All results presented in this thesis are in early stage in a way to the system capable to recognize majority of bird species in Finland. More research is needed at the all stages of this system.
Current database has a relatively large number of recordings. However for the majority of species the number of recordings and individuals is not sufficiently large for reliable
species recognition experiments. The database is updated regularly and more recordings will be added to it. Because the recordings in the current database have been taken from many sources there are large differences in the documentation of recordings. Especially some commercially available recordings lack detailed documentation of the recordings.
Another problem is that different sounds are not systematically annotated at any level. This information would be useful when studying structural models of series of syllables.
As mentioned earlier segmentation is a crucial part for subsequent steps of classification.
Currently a little of spectral information is used in segmentation of syllables. Usage of spectral information would improve performance of segmentation especially in the context of syllables that overlap in the time domain and syllables that do not have clear pauses between them. Performance of segmentation phase could be improved by making more accurate noise level detection and thresholding for syllables. Also different threshold could be used for onset and offset detection of the syllable instead of the same value, which is currently in use.

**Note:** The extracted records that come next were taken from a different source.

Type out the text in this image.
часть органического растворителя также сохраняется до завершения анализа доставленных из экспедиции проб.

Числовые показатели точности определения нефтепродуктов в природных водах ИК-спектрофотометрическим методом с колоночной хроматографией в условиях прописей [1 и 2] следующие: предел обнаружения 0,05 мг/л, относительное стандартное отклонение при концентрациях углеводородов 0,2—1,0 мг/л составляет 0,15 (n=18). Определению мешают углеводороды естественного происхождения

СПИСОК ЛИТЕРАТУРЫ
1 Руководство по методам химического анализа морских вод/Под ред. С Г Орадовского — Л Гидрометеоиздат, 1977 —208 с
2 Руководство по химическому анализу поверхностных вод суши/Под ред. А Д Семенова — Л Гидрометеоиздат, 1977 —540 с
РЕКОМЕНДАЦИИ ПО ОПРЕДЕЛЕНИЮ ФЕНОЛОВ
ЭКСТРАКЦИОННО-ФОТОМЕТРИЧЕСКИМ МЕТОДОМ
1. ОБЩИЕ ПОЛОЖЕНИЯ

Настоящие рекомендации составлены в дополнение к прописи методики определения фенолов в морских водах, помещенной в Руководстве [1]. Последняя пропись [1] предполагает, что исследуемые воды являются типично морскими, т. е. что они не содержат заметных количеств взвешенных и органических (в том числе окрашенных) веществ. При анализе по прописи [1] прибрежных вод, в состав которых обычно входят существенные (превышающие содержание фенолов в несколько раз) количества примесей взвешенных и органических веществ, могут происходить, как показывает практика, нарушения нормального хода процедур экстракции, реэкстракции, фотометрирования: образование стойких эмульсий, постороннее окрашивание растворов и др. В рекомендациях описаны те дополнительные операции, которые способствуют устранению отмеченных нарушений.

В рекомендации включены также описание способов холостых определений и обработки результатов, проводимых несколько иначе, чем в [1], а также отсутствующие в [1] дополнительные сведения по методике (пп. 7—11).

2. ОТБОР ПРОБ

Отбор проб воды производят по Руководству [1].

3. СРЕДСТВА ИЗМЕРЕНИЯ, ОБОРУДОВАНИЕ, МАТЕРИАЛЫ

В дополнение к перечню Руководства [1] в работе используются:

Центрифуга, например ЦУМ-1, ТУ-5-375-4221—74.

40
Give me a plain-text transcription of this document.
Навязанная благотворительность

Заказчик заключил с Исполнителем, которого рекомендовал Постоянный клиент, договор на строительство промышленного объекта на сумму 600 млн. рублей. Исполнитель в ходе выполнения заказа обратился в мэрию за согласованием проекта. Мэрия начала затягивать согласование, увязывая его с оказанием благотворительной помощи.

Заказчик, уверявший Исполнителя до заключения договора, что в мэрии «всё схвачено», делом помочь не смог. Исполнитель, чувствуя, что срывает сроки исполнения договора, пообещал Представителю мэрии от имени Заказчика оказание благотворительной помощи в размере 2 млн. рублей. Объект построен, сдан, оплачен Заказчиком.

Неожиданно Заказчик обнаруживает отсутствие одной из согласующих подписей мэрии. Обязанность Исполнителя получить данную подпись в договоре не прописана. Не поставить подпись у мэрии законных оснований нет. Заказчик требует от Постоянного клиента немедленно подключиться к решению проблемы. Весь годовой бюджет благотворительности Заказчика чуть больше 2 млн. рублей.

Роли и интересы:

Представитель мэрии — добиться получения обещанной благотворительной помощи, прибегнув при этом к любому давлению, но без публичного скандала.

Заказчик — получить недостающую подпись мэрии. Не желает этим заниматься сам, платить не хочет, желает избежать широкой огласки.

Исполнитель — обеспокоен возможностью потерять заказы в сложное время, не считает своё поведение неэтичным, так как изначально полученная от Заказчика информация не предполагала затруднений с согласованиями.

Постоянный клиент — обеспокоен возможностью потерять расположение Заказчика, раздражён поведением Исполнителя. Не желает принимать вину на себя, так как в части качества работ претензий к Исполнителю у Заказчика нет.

The kNN classifier is suitable as a preliminary method, but it is not feasible for any real time applications or as the number of classes and samples increase because the method is computationally heavy. More sophisticated methods are, for example, different types of neural networks. Within other classifiers than kNN clustering might be compulsory because typically bird species have more than one type of syllables in their repertoire. Different types of syllables map to different positions in the feature space and different models are needed for each type of the syllable. Also different parametric representations of syllables might be required for different types of syllables. In this case recognition of species would be done hierarchically so that in the first phase the type of a syllable would be detected, which would be followed by species recognition with more detailed representation of the syllable.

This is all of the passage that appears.